Flow from the perspective of the characters within the game (which I will refer to as Game Flow).
Flow from the perspective of the players experiencing the game (which I will refer to as Metagame Flow).
Flow is described fairly well in the thread, so I won't go into too much detail here. Suffice to say, it seems to be very similar to the concept of Zen "no mind". Flow is the situation a person finds themself in when they become so absorbed in an activity that they start to lose a sense of themselves. Time starts to lose it's meaning, the action is all that's important, decisions take on an instinctive value.
Flow seems to require a wide variety of effects to combine at a single moment. It almosts seems to be an transcendental state of being, requiring enough skill to understand what is happening, enough awareness to fully sense the surroundings, and enough willpower to overcome possible distractions.
Flow manifests many ways. The swordplay of an expert duelist, the mastery of an expert blacksmith, the unerring eye for detail possessed by a master tracker, the union of man and machine in a high performance race-car, any activity can be subjected to flow.
A crude method of achieving flow within a game could be the phenomenon known as a "critical hit", or an "exceptional success". This is when a character within the game is the recipient of a naturally high die roll, or accumulates an unnaturally high degree of success through a highly lucky set of circumstances. But most games simply leave it at this.
Flow should be something more special, it should reflect the way a character truly transcends themselves, almost becoming one with their tools, their surroundings and the task at hand.
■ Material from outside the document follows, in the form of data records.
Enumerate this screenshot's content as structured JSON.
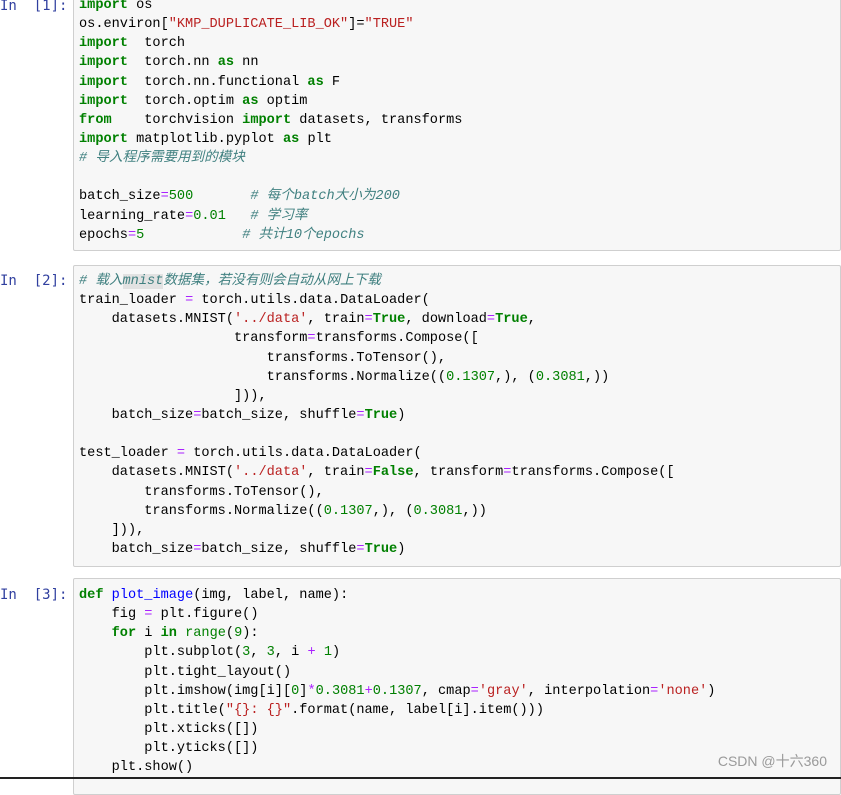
{
  "cells": [
    {
      "prompt": "In  [1]:",
      "lines": [
        [
          [
            "kw",
            "import"
          ],
          [
            "t",
            " os"
          ]
        ],
        [
          [
            "t",
            "os.environ["
          ],
          [
            "str",
            "\"KMP_DUPLICATE_LIB_OK\""
          ],
          [
            "t",
            "]="
          ],
          [
            "str",
            "\"TRUE\""
          ]
        ],
        [
          [
            "kw",
            "import"
          ],
          [
            "t",
            "  torch"
          ]
        ],
        [
          [
            "kw",
            "import"
          ],
          [
            "t",
            "  torch.nn "
          ],
          [
            "kw",
            "as"
          ],
          [
            "t",
            " nn"
          ]
        ],
        [
          [
            "kw",
            "import"
          ],
          [
            "t",
            "  torch.nn.functional "
          ],
          [
            "kw",
            "as"
          ],
          [
            "t",
            " F"
          ]
        ],
        [
          [
            "kw",
            "import"
          ],
          [
            "t",
            "  torch.optim "
          ],
          [
            "kw",
            "as"
          ],
          [
            "t",
            " optim"
          ]
        ],
        [
          [
            "kw",
            "from"
          ],
          [
            "t",
            "    torchvision "
          ],
          [
            "kw",
            "import"
          ],
          [
            "t",
            " datasets, transforms"
          ]
        ],
        [
          [
            "kw",
            "import"
          ],
          [
            "t",
            " matplotlib.pyplot "
          ],
          [
            "kw",
            "as"
          ],
          [
            "t",
            " plt"
          ]
        ],
        [
          [
            "cm",
            "# 导入程序需要用到的模块"
          ]
        ],
        [
          [
            "t",
            ""
          ]
        ],
        [
          [
            "t",
            "batch_size"
          ],
          [
            "op",
            "="
          ],
          [
            "num",
            "500"
          ],
          [
            "t",
            "       "
          ],
          [
            "cm",
            "# 每个batch大小为200"
          ]
        ],
        [
          [
            "t",
            "learning_rate"
          ],
          [
            "op",
            "="
          ],
          [
            "num",
            "0.01"
          ],
          [
            "t",
            "   "
          ],
          [
            "cm",
            "# 学习率"
          ]
        ],
        [
          [
            "t",
            "epochs"
          ],
          [
            "op",
            "="
          ],
          [
            "num",
            "5"
          ],
          [
            "t",
            "            "
          ],
          [
            "cm",
            "# 共计10个epochs"
          ]
        ]
      ]
    },
    {
      "prompt": "In  [2]:",
      "lines": [
        [
          [
            "cm",
            "# 载入"
          ],
          [
            "cmhl",
            "mnist"
          ],
          [
            "cm",
            "数据集，若没有则会自动从网上下载"
          ]
        ],
        [
          [
            "t",
            "train_loader "
          ],
          [
            "op",
            "="
          ],
          [
            "t",
            " torch.utils.data.DataLoader("
          ]
        ],
        [
          [
            "t",
            "    datasets.MNIST("
          ],
          [
            "str",
            "'../data'"
          ],
          [
            "t",
            ", train"
          ],
          [
            "op",
            "="
          ],
          [
            "kw",
            "True"
          ],
          [
            "t",
            ", download"
          ],
          [
            "op",
            "="
          ],
          [
            "kw",
            "True"
          ],
          [
            "t",
            ","
          ]
        ],
        [
          [
            "t",
            "                   transform"
          ],
          [
            "op",
            "="
          ],
          [
            "t",
            "transforms.Compose(["
          ]
        ],
        [
          [
            "t",
            "                       transforms.ToTensor(),"
          ]
        ],
        [
          [
            "t",
            "                       transforms.Normalize(("
          ],
          [
            "num",
            "0.1307"
          ],
          [
            "t",
            ",), ("
          ],
          [
            "num",
            "0.3081"
          ],
          [
            "t",
            ",))"
          ]
        ],
        [
          [
            "t",
            "                   ])),"
          ]
        ],
        [
          [
            "t",
            "    batch_size"
          ],
          [
            "op",
            "="
          ],
          [
            "t",
            "batch_size, shuffle"
          ],
          [
            "op",
            "="
          ],
          [
            "kw",
            "True"
          ],
          [
            "t",
            ")"
          ]
        ],
        [
          [
            "t",
            ""
          ]
        ],
        [
          [
            "t",
            "test_loader "
          ],
          [
            "op",
            "="
          ],
          [
            "t",
            " torch.utils.data.DataLoader("
          ]
        ],
        [
          [
            "t",
            "    datasets.MNIST("
          ],
          [
            "str",
            "'../data'"
          ],
          [
            "t",
            ", train"
          ],
          [
            "op",
            "="
          ],
          [
            "kw",
            "False"
          ],
          [
            "t",
            ", transform"
          ],
          [
            "op",
            "="
          ],
          [
            "t",
            "transforms.Compose(["
          ]
        ],
        [
          [
            "t",
            "        transforms.ToTensor(),"
          ]
        ],
        [
          [
            "t",
            "        transforms.Normalize(("
          ],
          [
            "num",
            "0.1307"
          ],
          [
            "t",
            ",), ("
          ],
          [
            "num",
            "0.3081"
          ],
          [
            "t",
            ",))"
          ]
        ],
        [
          [
            "t",
            "    ])),"
          ]
        ],
        [
          [
            "t",
            "    batch_size"
          ],
          [
            "op",
            "="
          ],
          [
            "t",
            "batch_size, shuffle"
          ],
          [
            "op",
            "="
          ],
          [
            "kw",
            "True"
          ],
          [
            "t",
            ")"
          ]
        ]
      ]
    },
    {
      "prompt": "In  [3]:",
      "lines": [
        [
          [
            "kw",
            "def"
          ],
          [
            "t",
            " "
          ],
          [
            "fn",
            "plot_image"
          ],
          [
            "t",
            "(img, label, name):"
          ]
        ],
        [
          [
            "t",
            "    fig "
          ],
          [
            "op",
            "="
          ],
          [
            "t",
            " plt.figure()"
          ]
        ],
        [
          [
            "t",
            "    "
          ],
          [
            "kw",
            "for"
          ],
          [
            "t",
            " i "
          ],
          [
            "kw",
            "in"
          ],
          [
            "t",
            " "
          ],
          [
            "bi",
            "range"
          ],
          [
            "t",
            "("
          ],
          [
            "num",
            "9"
          ],
          [
            "t",
            "):"
          ]
        ],
        [
          [
            "t",
            "        plt.subplot("
          ],
          [
            "num",
            "3"
          ],
          [
            "t",
            ", "
          ],
          [
            "num",
            "3"
          ],
          [
            "t",
            ", i "
          ],
          [
            "op",
            "+"
          ],
          [
            "t",
            " "
          ],
          [
            "num",
            "1"
          ],
          [
            "t",
            ")"
          ]
        ],
        [
          [
            "t",
            "        plt.tight_layout()"
          ]
        ],
        [
          [
            "t",
            "        plt.imshow(img[i]["
          ],
          [
            "num",
            "0"
          ],
          [
            "t",
            "]"
          ],
          [
            "op",
            "*"
          ],
          [
            "num",
            "0.3081"
          ],
          [
            "op",
            "+"
          ],
          [
            "num",
            "0.1307"
          ],
          [
            "t",
            ", cmap"
          ],
          [
            "op",
            "="
          ],
          [
            "str",
            "'gray'"
          ],
          [
            "t",
            ", interpolation"
          ],
          [
            "op",
            "="
          ],
          [
            "str",
            "'none'"
          ],
          [
            "t",
            ")"
          ]
        ],
        [
          [
            "t",
            "        plt.title("
          ],
          [
            "str",
            "\"{}: {}\""
          ],
          [
            "t",
            ".format(name, label[i].item()))"
          ]
        ],
        [
          [
            "t",
            "        plt.xticks([])"
          ]
        ],
        [
          [
            "t",
            "        plt.yticks([])"
          ]
        ],
        [
          [
            "t",
            "    plt.show()"
          ]
        ]
      ]
    }
  ],
  "watermark": "CSDN @十六360"
}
Descriptions should become more vibrant, more dramatic, more intense. In a game without magic, flow should seem magical. In a game with magic, it will probably be even more mysterious an mystical.
Flow probably shouldn't happen very often, but when it does, it will leave a memorable effect. When playing a game such as D&D with distinct levels, experiencing flow might be a time when a character transcends from one degree of power to the next (perhaps characters specifically have to wait until they achieve a moment of Flow before they may progress in the game). In a game with skill improvement through expenditure of points, a moment of flow provides an appropriate justification to spend those points.
These are moments that change a person, and they remain a distinct part of a character's history.
Some character may try to achieve flow more regularly, but the exact method by which flow is achieved should remain mysterious.
Some players experience something akin to Flow when they forget that they are playing a game and they really think from the perspective of the character within the game world. Others experience it when they forget the mechanisms and the rules of the system and work toward the stories emotional or dramatic goals.
But all too often, roleplaying games are filled with distractions, and distractions are anathema to flow. Some people find visual ciues such as props or maps to aid their chances of achieving flow, others find these pieces of ephemera to be distractions. Some enjoy elaborate descriptions, others find these descriptions to simply be long-winded.
I can't write a catch-all method to achieve flow wthin a game, but I believe it's something we all try to attain.
A good GM will know the tyes of things to bring out the best potential for flow within their games. They'll play to the strengths of the players and their characters, and try to keep player tension to a minimum while character tension may be raging out of control.
Many people seem to agree that Flow seems easier to achieve in a live action roleplaying game, this may be due to the reduced illusiory barrier between characters and players. It's also interesting that the discussion of flow has passed through the context of computer games on the Story-Games thread. Is this something to consider about the difference between computer games and table-top pen and paper games? Computer games resolve the rules in the background, traditional pen and paper roleplaying games can be distracting with their rules. Many modern independent games walk a line between these extremes, trying to achieve specific styles of play with their streamlined sets of rules.
I haven't decided whether these modern independent games have honed in on the potential for flow, or if they've simply eliminated the number of ways that an individual might achieve Flow within a game.
Like most things, I guess that this question will be answered in different ways by different people.